Ein Mitarbeiter kam dann und konnte die Tür nur nach Aufbohren des Schließzylinders öffnen. Die Rechnung betrug 161,12€!! für eine halbe Stunde Arbeit!!! Der Mitarbeiter kam aus einem Ort etwa 20 km von hier. In der Rechnung enthalten sind :
- Allg. Bereitstellungskostenpauschale für 24 Std.Notdienst 24 € (die Arbeitszeit war von 14.15 Uhr ab)

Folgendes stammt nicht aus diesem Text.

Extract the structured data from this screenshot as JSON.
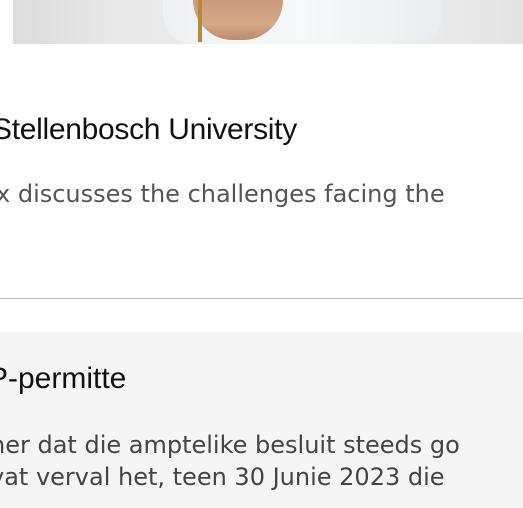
{
  "article_1": {
    "title": "Stellenbosch University",
    "description": "x discusses the challenges facing the"
  },
  "article_2": {
    "title": "P-permitte",
    "body_lines": [
      "ner dat die amptelike besluit steeds go",
      "vat verval het, teen 30 Junie 2023 die"
    ]
  }
}
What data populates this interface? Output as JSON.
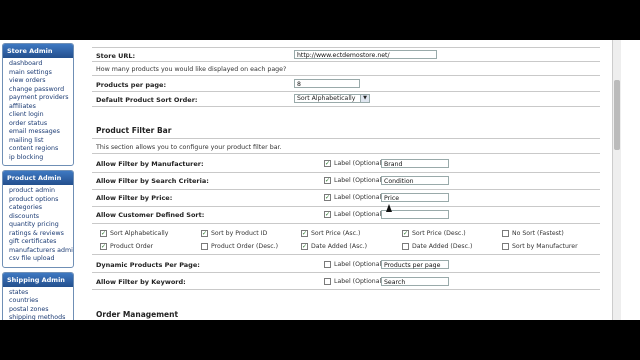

-vier Kundendienst-Monteurkosten, An-u.Abfahrtszeiteinschl. Rüstzeit, Arbeitswerte a 15 min je Monteur 52,40 €
-2 Kundendienst-Monteurkosten,Arbeitszeit vor Ort,Arbeitswerte a 15 min je Monteur 26,20€
-2 PKW-Unterhaltungskosten 23,80 €
-1 Metallbohrer 7,50 €
-1 Spezialschraube 5 €
dazu noch die MWSt von 22,22 €
Ist diese Rechnung nicht viel zu hoch?
Wird man nicht mit der Telefonnummer in die Irre geführt?
Kann man reklamieren, dass ein neues Schloss schon so schnell kaputt sein kann?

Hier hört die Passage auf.